Even though livestock rearing in the countryside is on a considerable scale and can achieve self-sufficiency for Egypt in meat production, according to Dr Amer, occasional outbreaks of livestock epidemics cause the depletion of the cattle population. “We must establish a cattle insurance fund that would enforce compulsory livestock vaccination. The budget of the authorityconcerned is a mere EGP29 million, whereas the compulsory vaccination of all livestock would cost EGP101 million. As a solution, either the Ministry of Finance should pay for the difference or impose an annual fee of EGP70 per head on farms,” he says.
Nader Nour Eddin, professor of land at Cairo University, agrees with Dr Amer that Egypt needs to establish a strategy to restore agriculture as a profit-making activity.
“This can be achieved by providing farmers with high productivity seeds and fertilisers at convenient prices and changing the government policy of selling agricultural produce on the market at low prices,” Dr Nour Eddin says. He calls for the modernisation of agriculture through the introduction of machinery to all agricultural phases from sowing to harvest to overcome the huge shortage in the agricultural labour force and increase in their wages.

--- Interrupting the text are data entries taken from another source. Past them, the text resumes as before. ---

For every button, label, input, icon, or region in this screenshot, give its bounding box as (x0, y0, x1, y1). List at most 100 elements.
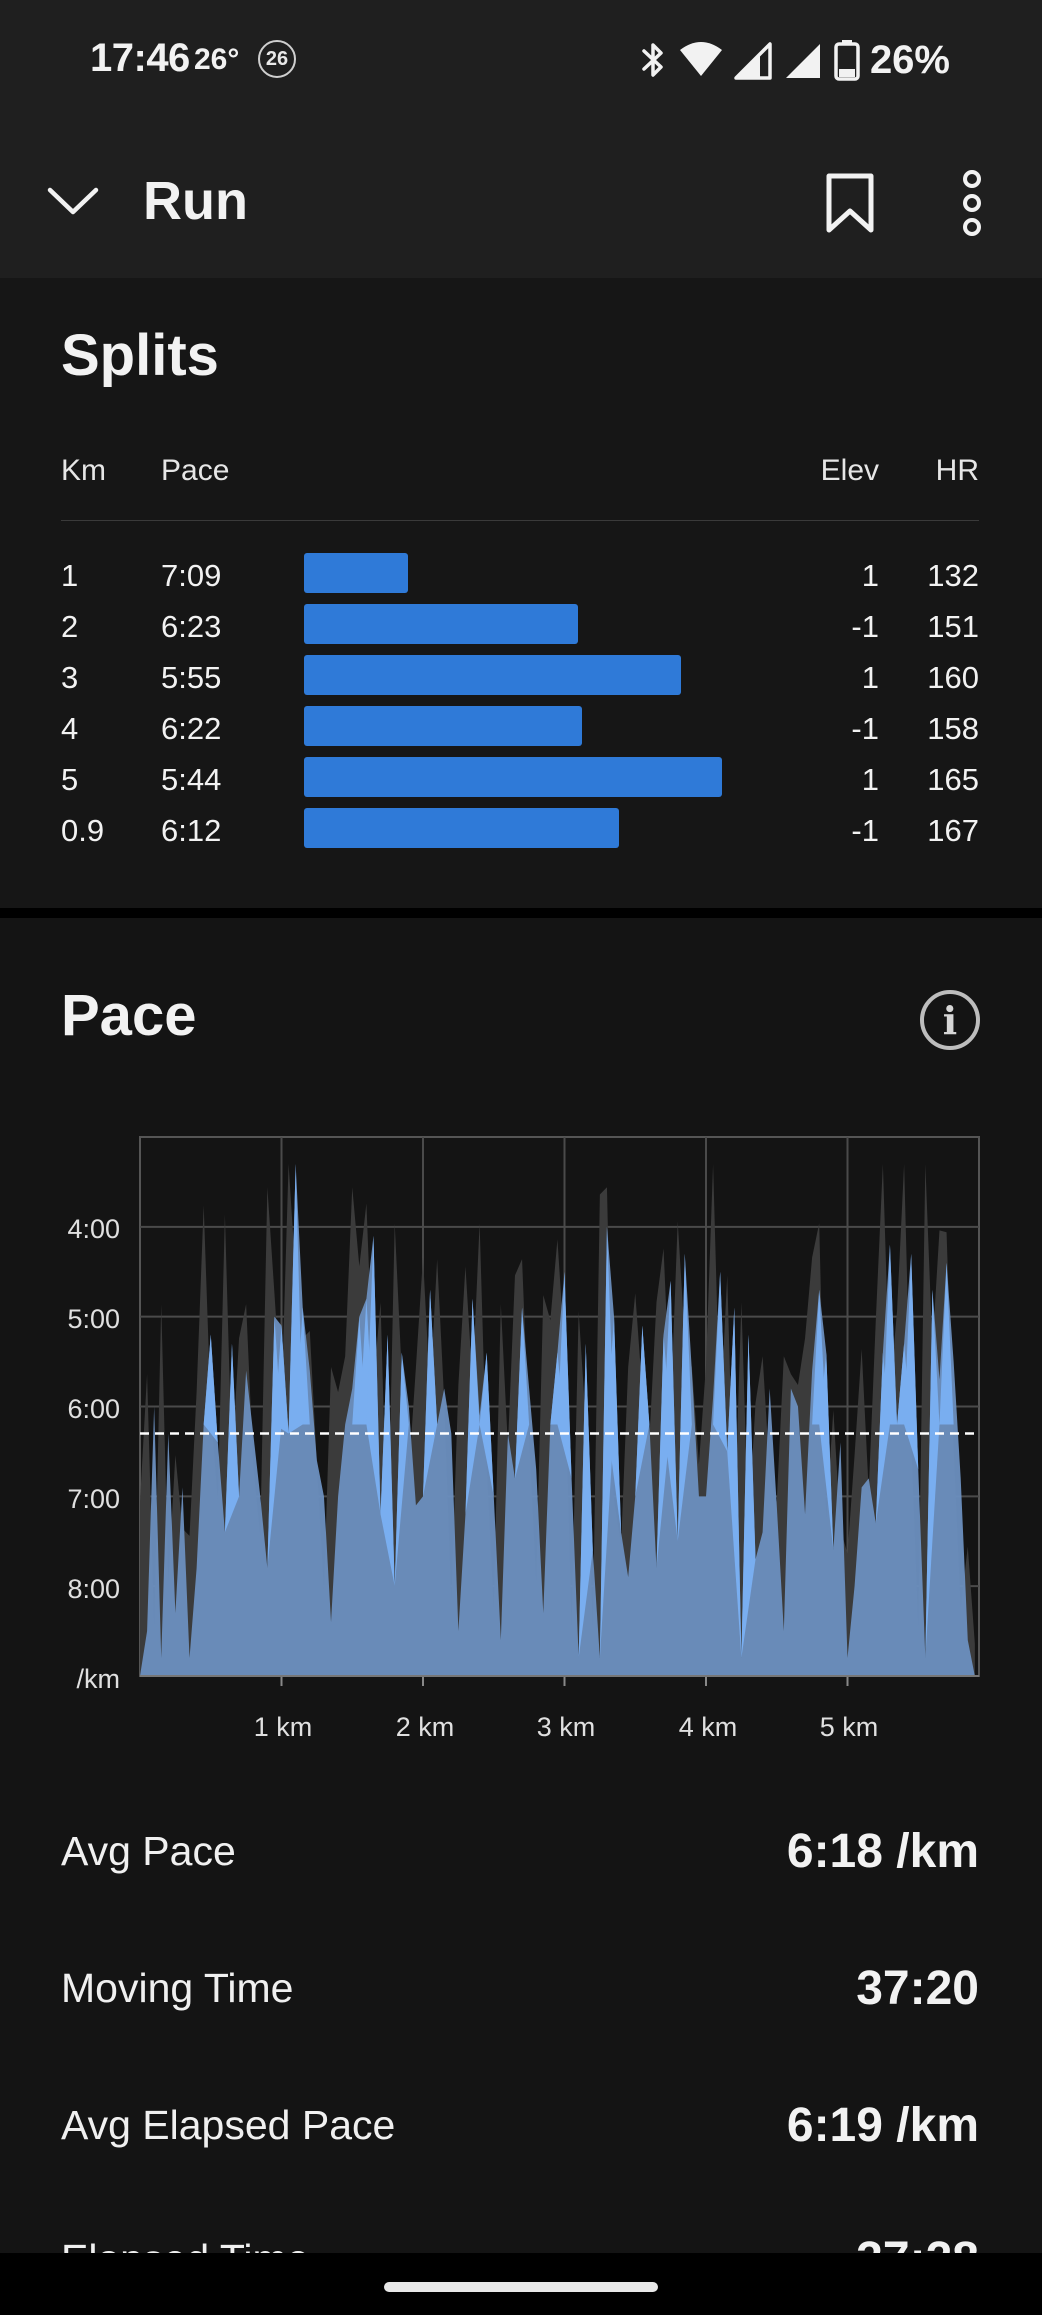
split-km: 2 (61, 609, 79, 644)
column-header-pace: Pace (161, 454, 230, 487)
status-temperature: 26° (194, 43, 240, 76)
split-hr: 167 (927, 813, 979, 848)
info-icon: i (942, 997, 958, 1043)
pace-peak (606, 1316, 622, 1533)
stat-value: 6:18 /km (786, 1825, 979, 1878)
split-pace: 5:44 (161, 762, 222, 797)
y-tick-label: 4:00 (67, 1214, 120, 1244)
signal-icon (734, 42, 772, 80)
split-km: 4 (61, 711, 79, 746)
pace-chart (139, 1136, 980, 1686)
split-row: 3 5:55 1 160 (0, 652, 1042, 703)
y-tick-label: 7:00 (67, 1484, 120, 1514)
split-pace: 7:09 (161, 558, 222, 593)
pace-peak (514, 1307, 530, 1479)
y-axis-unit-label: /km (76, 1664, 121, 1694)
split-elev: 1 (861, 660, 879, 695)
pace-peak (203, 1334, 218, 1443)
split-km: 5 (61, 762, 79, 797)
pace-peak (366, 1235, 381, 1515)
column-header-elev: Elev (820, 454, 879, 487)
pace-peak (423, 1289, 438, 1497)
split-pace: 6:12 (161, 813, 222, 848)
y-tick-label: 5:00 (67, 1304, 120, 1334)
pace-peak (224, 1343, 240, 1533)
pace-peak (557, 1271, 572, 1479)
status-bar: 17:46 26° 26 26% (0, 0, 1042, 120)
split-pace-bar (304, 706, 582, 746)
split-elev: -1 (851, 609, 879, 644)
pace-peak (741, 1334, 756, 1659)
x-tick-label: 2 km (395, 1712, 455, 1742)
status-time: 17:46 (90, 36, 190, 80)
app-bar: Run (0, 120, 1042, 278)
split-pace-bar (304, 808, 619, 848)
split-pace-bar (304, 553, 408, 593)
pace-peak (274, 1325, 289, 1434)
x-tick-label: 1 km (253, 1712, 313, 1742)
pace-peak (713, 1271, 728, 1452)
split-hr: 160 (927, 660, 979, 695)
split-row: 1 7:09 1 132 (0, 550, 1042, 601)
chevron-down-icon (47, 187, 99, 215)
split-row: 2 6:23 -1 151 (0, 601, 1042, 652)
split-elev: 1 (861, 558, 879, 593)
split-hr: 132 (927, 558, 979, 593)
stat-moving-time: Moving Time 37:20 (61, 1955, 979, 2025)
pace-peak (578, 1343, 593, 1659)
stat-avg-pace: Avg Pace 6:18 /km (61, 1818, 979, 1888)
x-tick-label: 4 km (678, 1712, 738, 1742)
x-tick-label: 5 km (819, 1712, 879, 1742)
more-vertical-icon (963, 170, 981, 236)
pace-peak (479, 1352, 494, 1497)
pace-peak (677, 1253, 692, 1542)
y-tick-label: 6:00 (67, 1394, 120, 1424)
stat-label: Avg Elapsed Pace (61, 2102, 396, 2148)
column-header-km: Km (61, 454, 106, 487)
pace-peak (882, 1244, 898, 1425)
battery-percent: 26% (869, 37, 950, 82)
pace-title: Pace (61, 983, 197, 1048)
navigation-bar (0, 2253, 1042, 2315)
stat-label: Moving Time (61, 1965, 294, 2011)
pace-peak (939, 1262, 954, 1425)
pace-section: Pace i 4:00 5:00 6:00 7:00 8:00 /km 1 km… (0, 918, 1042, 2286)
pace-peak (904, 1253, 919, 1470)
split-elev: -1 (851, 711, 879, 746)
pace-peak (465, 1298, 480, 1515)
battery-icon (834, 40, 860, 81)
home-gesture-handle[interactable] (384, 2282, 658, 2292)
wifi-icon (679, 42, 722, 76)
pace-peak (599, 1226, 615, 1659)
status-icons: 26% (628, 36, 950, 84)
more-options-button[interactable] (950, 164, 994, 242)
header-divider (61, 520, 979, 521)
pace-peak (727, 1307, 742, 1659)
splits-section: Splits Km Pace Elev HR 1 7:09 1 132 2 6:… (0, 278, 1042, 908)
pace-peak (819, 1352, 834, 1551)
stat-value: 37:20 (856, 1962, 979, 2015)
column-header-hr: HR (935, 454, 979, 487)
split-row: 0.9 6:12 -1 167 (0, 805, 1042, 856)
bookmark-icon (826, 173, 874, 233)
pace-peak (288, 1163, 303, 1434)
pace-peak (380, 1334, 395, 1587)
x-tick-label: 3 km (536, 1712, 596, 1742)
stat-avg-elapsed-pace: Avg Elapsed Pace 6:19 /km (61, 2092, 979, 2162)
bluetooth-icon (642, 43, 663, 77)
split-row: 5 5:44 1 165 (0, 754, 1042, 805)
split-pace-bar (304, 757, 722, 797)
pace-peak (663, 1280, 678, 1542)
section-divider (0, 908, 1042, 918)
pace-peak (295, 1307, 310, 1425)
split-pace: 6:23 (161, 609, 222, 644)
collapse-button[interactable] (40, 168, 106, 234)
split-row: 4 6:22 -1 158 (0, 703, 1042, 754)
split-hr: 158 (927, 711, 979, 746)
info-button[interactable]: i (920, 990, 980, 1050)
pace-peak (635, 1325, 650, 1497)
bookmark-button[interactable] (814, 164, 886, 242)
split-hr: 151 (927, 609, 979, 644)
split-km: 1 (61, 558, 79, 593)
pace-peak (925, 1289, 940, 1659)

Dr Nour Eddin also recommends measures to increase the feddan’s productivity in old agricultural land (6.8 million feddans) which would result in a good yield at no additional cost to the State budget. “The State must opt for vertical expansion, by breeding new seed chains characterised by high productivity and heat tolerance to adapt to climate change. The State must also expand in agro industries to absorb the labour force and help overcome poverty in the countryside, which has reached alarming levels,” he says. “To achieve all this, the funds allocated for agriculture in the State budget must be increased.”
The end result: Agriculture has now become a ‘repulsive’ activity, even for seasoned farmers.
Dr Amer believes that the reason is the generations-old failure of State agricultural policies in making small farmers—the great majority—their focus of interest. Agriculture has become completely unprofitable for small farmers, especially with the increase in the cost of agricultural production without a matching increase in the sale price of agricultural produce. Even if prices are increased, the main beneficiaries from such increases are the wholesalers and brokers because of the lack of agricultural cooperatives which have long been a source of security for the Egyptian farmer.
“Because of the failed agricultural policies, farmers now face imprisonment owing to accumulated debt, or starve their families because of the low income they receive from agricultural products. This makes it easy for a farmer to move to a job that secures a decent income or sell his land and invest the money in an income-generating project.”
The misconception that Egypt’s industrial economies are better than its agricultural economies must change, Dr Amer insists. The Netherlands is a good example of a country relying primarily on agriculture whose economy is stronger than many industrial nations. Interestingly, www.economist.com says that the value of the Netherlands’s agricultural exports is second only to America, a country 200 times the size of the Netherlands.